# Testing your PC before cutting the plug off



## Epoch (Jul 30, 2006)

I wanted to test my PC before changing the wire as per Mini_Nigel's excellent guide.

see http://www.detailingworld.co.uk/showthread.php?t=4778

Just checking it worked before taking the back off so to speak

I source an inline US socket from Maplins electronics

see http://www.maplin.co.uk/Module.aspx?ModuleNo=1476&criteria=110v&doy=23m11

and produced myself a US to UK extension lead










so the plug end looked like this










connect it all up and switch on










Now i've tested the PC is working (it did) i will proceed to follow the guide produced by Mini_Nigel to hard wire the new lead on (see link above).


----------



## AR-CoolC (Feb 9, 2006)

Cracking idea :thumb:


----------



## dodger (May 20, 2006)

I tried to do this with the Maplin plug and the PC, the lead would not fit as the PC lead is polarized and the maplin conector isn't. I haven't seen the pics as i'm at work and they have blocked them.


----------



## Epoch (Jul 30, 2006)

Yeah the plug is a bit basic, but i left the casing short of the plug so i could so which way round to plug it in. The positive pin on the PC plug has a slightly bigger end (this statement is incorrect see the posts below - thanks dodger)


----------



## dodger (May 20, 2006)

Epoch said:


> Yeah the plug is a bit basic, but i left the casing short of the plug so i could so which way round to plug it in. The positive pin on the PC plug has a slightly bigger end.


I'm not sure that this is correct the larger pin is the Neutral NOT the Live.

NEMA 1-15P









W = White = Neutral


----------



## dodger (May 20, 2006)

To quote this website http://web.onetel.net.uk/~uncletony/mains stuff.htm



> Two-pin plugs, sockets and extension cords are usually polarized - the smaller pin is the power 'hot' (live) and often brass coloured. The 'low' (neutral) side is the larger white-metal pin.


----------



## Epoch (Jul 30, 2006)

The Maplin plug has two brass inner pins which are unmarked and the same size, so not very good it has actually broken (plastic broke) when i've undone it.

I'm not sure then this must have meant i plugged it the wrong way round! It worked but i only ran it for 10 seconds or so.

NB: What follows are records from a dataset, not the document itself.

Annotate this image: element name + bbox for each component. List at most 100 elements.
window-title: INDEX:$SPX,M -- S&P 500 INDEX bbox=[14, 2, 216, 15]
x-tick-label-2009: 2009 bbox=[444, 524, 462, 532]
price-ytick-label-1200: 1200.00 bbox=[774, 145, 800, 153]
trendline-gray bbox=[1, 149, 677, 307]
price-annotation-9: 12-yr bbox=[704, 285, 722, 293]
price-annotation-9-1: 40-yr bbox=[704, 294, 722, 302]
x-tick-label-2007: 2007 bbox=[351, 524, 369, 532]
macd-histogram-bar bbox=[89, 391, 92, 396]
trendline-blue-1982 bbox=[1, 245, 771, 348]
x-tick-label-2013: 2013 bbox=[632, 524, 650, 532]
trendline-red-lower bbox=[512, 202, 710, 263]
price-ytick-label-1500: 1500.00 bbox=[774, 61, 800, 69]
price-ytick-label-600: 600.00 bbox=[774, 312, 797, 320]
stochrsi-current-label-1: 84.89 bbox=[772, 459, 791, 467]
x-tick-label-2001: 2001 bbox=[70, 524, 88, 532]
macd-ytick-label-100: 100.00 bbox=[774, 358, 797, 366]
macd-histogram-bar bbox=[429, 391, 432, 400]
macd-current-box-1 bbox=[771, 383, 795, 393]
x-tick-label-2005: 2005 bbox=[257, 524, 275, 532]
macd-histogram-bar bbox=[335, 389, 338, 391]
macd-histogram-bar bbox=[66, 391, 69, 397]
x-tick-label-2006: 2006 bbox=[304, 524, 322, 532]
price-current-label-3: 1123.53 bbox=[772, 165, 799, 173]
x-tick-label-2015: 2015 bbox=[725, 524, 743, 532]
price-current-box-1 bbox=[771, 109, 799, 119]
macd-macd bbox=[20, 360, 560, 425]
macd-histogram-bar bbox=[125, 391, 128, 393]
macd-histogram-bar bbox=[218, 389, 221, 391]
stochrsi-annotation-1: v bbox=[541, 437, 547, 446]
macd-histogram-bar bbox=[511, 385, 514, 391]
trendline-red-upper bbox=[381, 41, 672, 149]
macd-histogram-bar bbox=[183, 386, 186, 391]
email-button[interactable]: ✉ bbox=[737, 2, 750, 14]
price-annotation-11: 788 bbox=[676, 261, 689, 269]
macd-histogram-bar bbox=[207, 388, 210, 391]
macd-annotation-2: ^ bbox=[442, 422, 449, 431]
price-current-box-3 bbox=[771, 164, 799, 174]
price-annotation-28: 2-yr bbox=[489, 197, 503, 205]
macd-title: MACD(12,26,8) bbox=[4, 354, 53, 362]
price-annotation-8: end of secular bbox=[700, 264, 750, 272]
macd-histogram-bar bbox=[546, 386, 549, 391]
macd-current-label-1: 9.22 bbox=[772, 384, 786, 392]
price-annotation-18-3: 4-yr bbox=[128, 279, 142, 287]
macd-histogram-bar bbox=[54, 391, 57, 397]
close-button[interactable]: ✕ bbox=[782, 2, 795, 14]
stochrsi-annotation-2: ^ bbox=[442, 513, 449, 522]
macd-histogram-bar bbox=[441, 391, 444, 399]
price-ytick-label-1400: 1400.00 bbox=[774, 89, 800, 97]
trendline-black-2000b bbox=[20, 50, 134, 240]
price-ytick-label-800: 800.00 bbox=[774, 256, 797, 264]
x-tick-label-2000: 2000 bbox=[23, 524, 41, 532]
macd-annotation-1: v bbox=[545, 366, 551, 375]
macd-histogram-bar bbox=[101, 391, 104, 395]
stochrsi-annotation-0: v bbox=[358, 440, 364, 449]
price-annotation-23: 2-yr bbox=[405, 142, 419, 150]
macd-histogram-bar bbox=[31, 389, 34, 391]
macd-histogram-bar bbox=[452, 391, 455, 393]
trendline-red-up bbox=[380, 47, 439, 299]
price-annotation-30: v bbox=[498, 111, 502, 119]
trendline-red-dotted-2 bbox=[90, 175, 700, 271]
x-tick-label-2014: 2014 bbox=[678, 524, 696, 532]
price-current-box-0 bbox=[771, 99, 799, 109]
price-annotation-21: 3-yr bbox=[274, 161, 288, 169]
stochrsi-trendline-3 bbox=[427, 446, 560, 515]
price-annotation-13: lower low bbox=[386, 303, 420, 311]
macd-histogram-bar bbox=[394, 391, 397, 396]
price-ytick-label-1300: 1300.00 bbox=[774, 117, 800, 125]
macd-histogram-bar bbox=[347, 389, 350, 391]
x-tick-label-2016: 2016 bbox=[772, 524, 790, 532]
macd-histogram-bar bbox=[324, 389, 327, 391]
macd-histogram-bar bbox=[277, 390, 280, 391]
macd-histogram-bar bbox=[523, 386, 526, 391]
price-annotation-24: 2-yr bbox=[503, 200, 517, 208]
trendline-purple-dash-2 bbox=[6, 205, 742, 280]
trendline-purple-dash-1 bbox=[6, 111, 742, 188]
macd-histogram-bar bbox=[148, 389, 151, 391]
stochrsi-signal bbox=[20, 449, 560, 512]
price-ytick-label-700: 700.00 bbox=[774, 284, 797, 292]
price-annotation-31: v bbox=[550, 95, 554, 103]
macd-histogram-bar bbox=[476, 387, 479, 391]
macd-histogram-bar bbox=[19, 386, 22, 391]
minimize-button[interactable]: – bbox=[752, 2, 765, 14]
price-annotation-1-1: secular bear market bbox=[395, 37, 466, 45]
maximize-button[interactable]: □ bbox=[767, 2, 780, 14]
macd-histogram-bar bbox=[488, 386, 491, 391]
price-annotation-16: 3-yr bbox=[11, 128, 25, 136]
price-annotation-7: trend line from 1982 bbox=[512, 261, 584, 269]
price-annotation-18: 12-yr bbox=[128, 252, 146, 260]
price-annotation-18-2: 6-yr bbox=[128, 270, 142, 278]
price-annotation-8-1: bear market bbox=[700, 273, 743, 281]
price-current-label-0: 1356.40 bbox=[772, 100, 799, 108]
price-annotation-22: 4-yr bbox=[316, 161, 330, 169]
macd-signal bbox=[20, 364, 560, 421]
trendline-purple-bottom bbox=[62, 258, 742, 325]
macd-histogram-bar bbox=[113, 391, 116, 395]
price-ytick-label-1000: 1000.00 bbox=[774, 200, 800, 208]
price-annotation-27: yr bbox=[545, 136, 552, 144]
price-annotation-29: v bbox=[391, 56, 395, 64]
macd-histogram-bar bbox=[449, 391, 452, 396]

I'm in the process of changing the main wire now so will confirm it works in a moment

I'll edit the first post to reflect the correct way around then

cheers Dodger


----------



## Epoch (Jul 30, 2006)

OK finished wiring and all working great, unfortunately its started raining so my first attempt will have to wait


----------



## T-5ones (Sep 12, 2006)

Good point. Didn't even think about it.


----------



## dodger (May 20, 2006)

Instead of cutting the plug off and voiding the PC warranty (as confirmed by Autopia) in was going to replace the connector on the extension lead to one of these (5269-X) or simular (sp)


----------



## The Autowerks (Mar 31, 2006)

you can avoid cutting off the plug by wiring the tranny extension cable straight into the PC, i did it today following the instructions on this site, works perfectly, well chuffed!


----------